HP to buy 3Com for $3.1bn
Networking equipment market heats up
HP will pay $7.90 per share for 3Com, a 39 per cent premium over its closing price. The deal values 3Com at $2.7bn excluding its net cash.
"Cisco and HP are going to compete more and more," said Jayson Noland, analyst at Robert W Baird & Co. "We're headed to a world where each of these large companies can give you everything you want."
By buying 3Com, HP will be competing with Cisco on a wider range of network equipment, including routers and switches. 3Com also has a large presence in China and can help HP expand sales into one of the world's fastest-growing markets.
HP is already a dominant force in personal computers, IT services, servers and printers, with recurring revenue streams that have helped it during the economic downturn.
3Com, for its part, has been pushing into the large enterprise market outside China with its H3C brand, trying to take on giants like Cisco.
"We wanted to create a powerhouse in the networking industry," said Marius Haas, senior vice president of HP's ProCurve networking division, adding that the 3Com deal puts HP in a good position to compete against Cisco.

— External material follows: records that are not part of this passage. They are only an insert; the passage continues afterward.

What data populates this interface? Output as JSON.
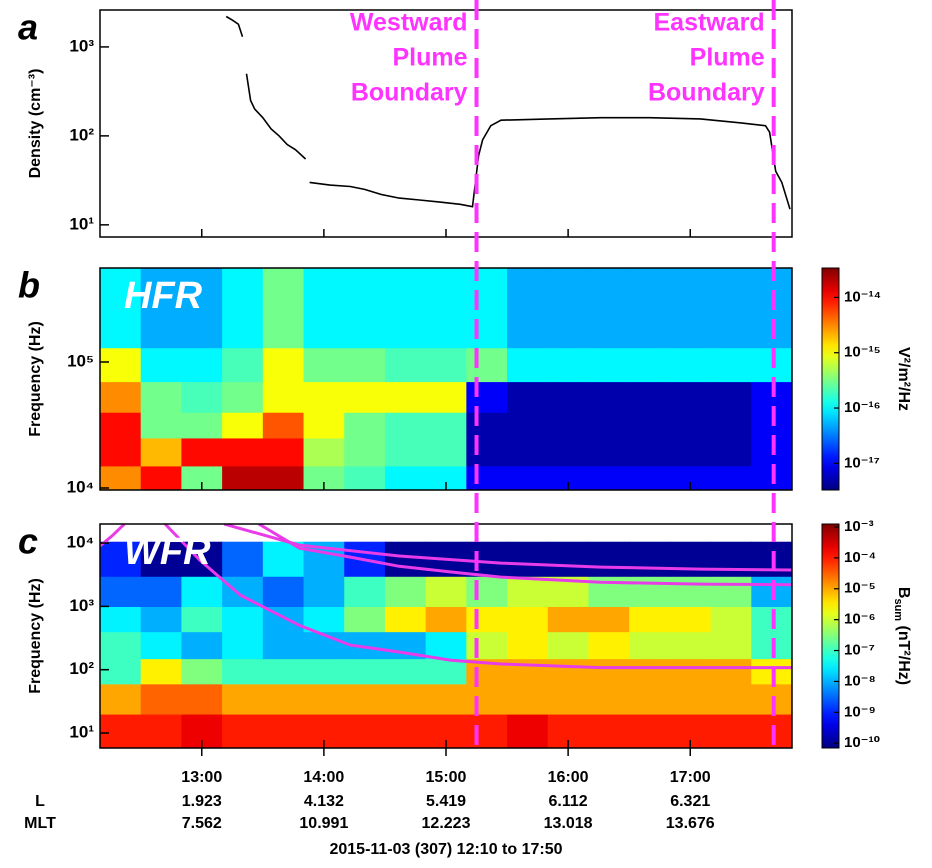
{
  "chart_data": [
    {
      "type": "line",
      "panel_label": "a",
      "ylabel": "Density (cm⁻³)",
      "log_y": true,
      "xlim": [
        "12:10",
        "17:50"
      ],
      "ylim": [
        7.3,
        2600
      ],
      "yticks": [
        {
          "value": 10,
          "label": "10¹"
        },
        {
          "value": 100,
          "label": "10²"
        },
        {
          "value": 1000,
          "label": "10³"
        }
      ],
      "x": [
        "13:12",
        "13:15",
        "13:18",
        "13:20",
        "13:21",
        "13:22",
        "13:24",
        "13:26",
        "13:30",
        "13:34",
        "13:38",
        "13:42",
        "13:46",
        "13:51",
        "13:52",
        "13:53",
        "14:03",
        "14:13",
        "14:20",
        "14:28",
        "14:37",
        "14:47",
        "14:57",
        "15:07",
        "15:13",
        "15:16",
        "15:18",
        "15:22",
        "15:27",
        "15:51",
        "16:16",
        "16:40",
        "17:05",
        "17:25",
        "17:37",
        "17:39",
        "17:42",
        "17:45",
        "17:49"
      ],
      "series": [
        {
          "color": "#000000",
          "values": [
            2200,
            2000,
            1800,
            1300,
            null,
            500,
            250,
            200,
            160,
            120,
            100,
            80,
            70,
            55,
            null,
            30,
            28,
            27,
            25,
            22,
            20,
            19,
            18,
            17,
            16,
            60,
            90,
            130,
            150,
            155,
            160,
            160,
            155,
            140,
            130,
            110,
            40,
            30,
            15
          ]
        }
      ],
      "annotations": {
        "color": "#ff33ff",
        "items": [
          {
            "x": "15:15",
            "lines": [
              "Westward",
              "Plume",
              "Boundary"
            ]
          },
          {
            "x": "17:41",
            "lines": [
              "Eastward",
              "Plume",
              "Boundary"
            ]
          }
        ]
      }
    },
    {
      "type": "heatmap",
      "panel_label": "b",
      "title": "HFR",
      "ylabel": "Frequency (Hz)",
      "log_y": true,
      "xlim": [
        "12:10",
        "17:50"
      ],
      "ylim": [
        9640,
        557000
      ],
      "yticks": [
        {
          "value": 10000,
          "label": "10⁴"
        },
        {
          "value": 100000,
          "label": "10⁵"
        }
      ],
      "x_bins": [
        "12:10",
        "12:30",
        "12:50",
        "13:10",
        "13:30",
        "13:50",
        "14:10",
        "14:30",
        "14:50",
        "15:10",
        "15:30",
        "15:50",
        "16:10",
        "16:30",
        "16:50",
        "17:10",
        "17:30",
        "17:50"
      ],
      "y_bins": [
        9640,
        15000,
        25000,
        40000,
        70000,
        130000,
        557000
      ],
      "z": [
        [
          3e-15,
          1e-14,
          3e-16,
          2e-14,
          2e-14,
          3e-16,
          2e-16,
          1e-16,
          1e-16,
          1e-17,
          1e-17,
          1e-17,
          1e-17,
          1e-17,
          1e-17,
          1e-17,
          1e-17
        ],
        [
          1e-14,
          2e-15,
          1e-14,
          1e-14,
          1e-14,
          5e-16,
          3e-16,
          2e-16,
          2e-16,
          5e-18,
          5e-18,
          5e-18,
          5e-18,
          5e-18,
          5e-18,
          5e-18,
          1e-17
        ],
        [
          1e-14,
          3e-16,
          3e-16,
          1e-15,
          5e-15,
          1e-15,
          3e-16,
          2e-16,
          2e-16,
          5e-18,
          5e-18,
          5e-18,
          5e-18,
          5e-18,
          5e-18,
          5e-18,
          1e-17
        ],
        [
          3e-15,
          3e-16,
          2e-16,
          3e-16,
          1e-15,
          1e-15,
          1e-15,
          1e-15,
          1e-15,
          1e-17,
          5e-18,
          5e-18,
          5e-18,
          5e-18,
          5e-18,
          5e-18,
          1e-17
        ],
        [
          1e-15,
          1e-16,
          1e-16,
          2e-16,
          1e-15,
          3e-16,
          3e-16,
          2e-16,
          2e-16,
          3e-16,
          1e-16,
          1e-16,
          1e-16,
          1e-16,
          1e-16,
          1e-16,
          1e-16
        ],
        [
          1e-16,
          5e-17,
          5e-17,
          1e-16,
          3e-16,
          1e-16,
          1e-16,
          1e-16,
          1e-16,
          1e-16,
          5e-17,
          5e-17,
          5e-17,
          5e-17,
          5e-17,
          5e-17,
          5e-17
        ]
      ],
      "colormap": "jet",
      "clim": [
        3.3e-18,
        3.4e-14
      ],
      "cticks": [
        {
          "value": 1e-14,
          "label": "10⁻¹⁴"
        },
        {
          "value": 1e-15,
          "label": "10⁻¹⁵"
        },
        {
          "value": 1e-16,
          "label": "10⁻¹⁶"
        },
        {
          "value": 1e-17,
          "label": "10⁻¹⁷"
        }
      ],
      "clabel": "V²/m²/Hz"
    },
    {
      "type": "heatmap",
      "panel_label": "c",
      "title": "WFR",
      "ylabel": "Frequency (Hz)",
      "log_y": true,
      "xlim": [
        "12:10",
        "17:50"
      ],
      "ylim": [
        5.8,
        20000
      ],
      "yticks": [
        {
          "value": 10,
          "label": "10¹"
        },
        {
          "value": 100,
          "label": "10²"
        },
        {
          "value": 1000,
          "label": "10³"
        },
        {
          "value": 10000,
          "label": "10⁴"
        }
      ],
      "xticks": [
        "13:00",
        "14:00",
        "15:00",
        "16:00",
        "17:00"
      ],
      "xlabel": "2015-11-03 (307) 12:10 to 17:50",
      "ephemeris": [
        {
          "label": "L",
          "values": [
            1.923,
            4.132,
            5.419,
            6.112,
            6.321
          ]
        },
        {
          "label": "MLT",
          "values": [
            7.562,
            10.991,
            12.223,
            13.018,
            13.676
          ]
        }
      ],
      "x_bins": [
        "12:10",
        "12:30",
        "12:50",
        "13:10",
        "13:30",
        "13:50",
        "14:10",
        "14:30",
        "14:50",
        "15:10",
        "15:30",
        "15:50",
        "16:10",
        "16:30",
        "16:50",
        "17:10",
        "17:30",
        "17:50"
      ],
      "y_bins": [
        5.8,
        20,
        60,
        150,
        400,
        1000,
        3000,
        10500
      ],
      "z": [
        [
          0.0001,
          0.0001,
          0.0002,
          0.0001,
          0.0001,
          0.0001,
          0.0001,
          0.0001,
          0.0001,
          0.0001,
          0.0002,
          0.0001,
          0.0001,
          0.0001,
          0.0001,
          0.0001,
          0.0001
        ],
        [
          1e-05,
          3e-05,
          3e-05,
          1e-05,
          1e-05,
          1e-05,
          1e-05,
          1e-05,
          1e-05,
          1e-05,
          1e-05,
          1e-05,
          1e-05,
          1e-05,
          1e-05,
          1e-05,
          1e-05
        ],
        [
          1e-07,
          3e-06,
          3e-07,
          1e-07,
          1e-07,
          1e-07,
          1e-07,
          1e-07,
          1e-07,
          1e-05,
          1e-05,
          1e-05,
          1e-05,
          1e-05,
          1e-05,
          1e-05,
          3e-06
        ],
        [
          1e-07,
          3e-08,
          1e-08,
          3e-08,
          1e-08,
          1e-08,
          1e-08,
          1e-08,
          3e-08,
          1e-06,
          3e-06,
          1e-06,
          3e-06,
          1e-06,
          1e-06,
          1e-06,
          1e-07
        ],
        [
          3e-08,
          1e-08,
          1e-07,
          3e-08,
          1e-08,
          3e-08,
          3e-07,
          3e-06,
          1e-05,
          3e-06,
          3e-06,
          1e-05,
          1e-05,
          3e-06,
          3e-06,
          1e-06,
          1e-07
        ],
        [
          3e-09,
          3e-09,
          3e-08,
          1e-08,
          3e-09,
          1e-08,
          1e-07,
          3e-07,
          1e-06,
          3e-07,
          1e-06,
          1e-06,
          3e-07,
          3e-07,
          3e-07,
          3e-07,
          1e-08
        ],
        [
          1e-09,
          1e-10,
          1e-10,
          3e-09,
          3e-08,
          1e-08,
          1e-09,
          1e-10,
          1e-10,
          1e-10,
          1e-10,
          1e-10,
          1e-10,
          1e-10,
          1e-10,
          1e-10,
          1e-10
        ]
      ],
      "lines": [
        {
          "color": "#e83ce8",
          "x": [
            "12:10",
            "12:16",
            "12:22"
          ],
          "values": [
            9000,
            13000,
            20000
          ]
        },
        {
          "color": "#e83ce8",
          "x": [
            "12:42",
            "12:59",
            "13:19",
            "13:48",
            "14:13",
            "14:37",
            "15:02",
            "15:27",
            "16:16",
            "17:50"
          ],
          "values": [
            20000,
            5400,
            1500,
            500,
            245,
            190,
            142,
            123,
            108,
            108
          ]
        },
        {
          "color": "#e83ce8",
          "x": [
            "13:28",
            "13:48",
            "14:13",
            "14:37",
            "15:02",
            "15:27",
            "16:16",
            "17:05",
            "17:50"
          ],
          "values": [
            20000,
            8300,
            6000,
            4300,
            3500,
            2900,
            2400,
            2250,
            2200
          ]
        },
        {
          "color": "#e83ce8",
          "x": [
            "13:11",
            "13:48",
            "14:37",
            "15:27",
            "16:16",
            "17:05",
            "17:50"
          ],
          "values": [
            20000,
            9300,
            6250,
            4830,
            4170,
            3880,
            3750
          ]
        }
      ],
      "colormap": "jet",
      "clim": [
        7e-11,
        0.00125
      ],
      "cticks": [
        {
          "value": 0.001,
          "label": "10⁻³"
        },
        {
          "value": 0.0001,
          "label": "10⁻⁴"
        },
        {
          "value": 1e-05,
          "label": "10⁻⁵"
        },
        {
          "value": 1e-06,
          "label": "10⁻⁶"
        },
        {
          "value": 1e-07,
          "label": "10⁻⁷"
        },
        {
          "value": 1e-08,
          "label": "10⁻⁸"
        },
        {
          "value": 1e-09,
          "label": "10⁻⁹"
        },
        {
          "value": 1e-10,
          "label": "10⁻¹⁰"
        }
      ],
      "clabel_parts": [
        "B",
        "sum",
        " (nT²/Hz)"
      ]
    }
  ]
}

When asked for comment, Cisco said: "While Cisco has a healthy respect for all of our competitors, acquisitions in our industry only validate the fact that networking is becoming the platform for all forms of communications and IT."
3Com would be HP's fourth biggest acquisition ever. The Marlborough, Massachusetts-based 3Com has 5,800 employees and posted revenue for the 2009 financial year of $1.3bn, more than half of which came from China.
Dave Donatelli, general manager of enterprise servers and networking at HP, said the company scoured the networking industry for potential targets before settling on 3Com.
"I think very clearly here we bought this to grow, and there's no two ways about that," he said on a conference call.
The terms of the 3Com deal were approved by the boards of both companies, but needs shareholder approval. The deal is expected to close in the first half of 2010.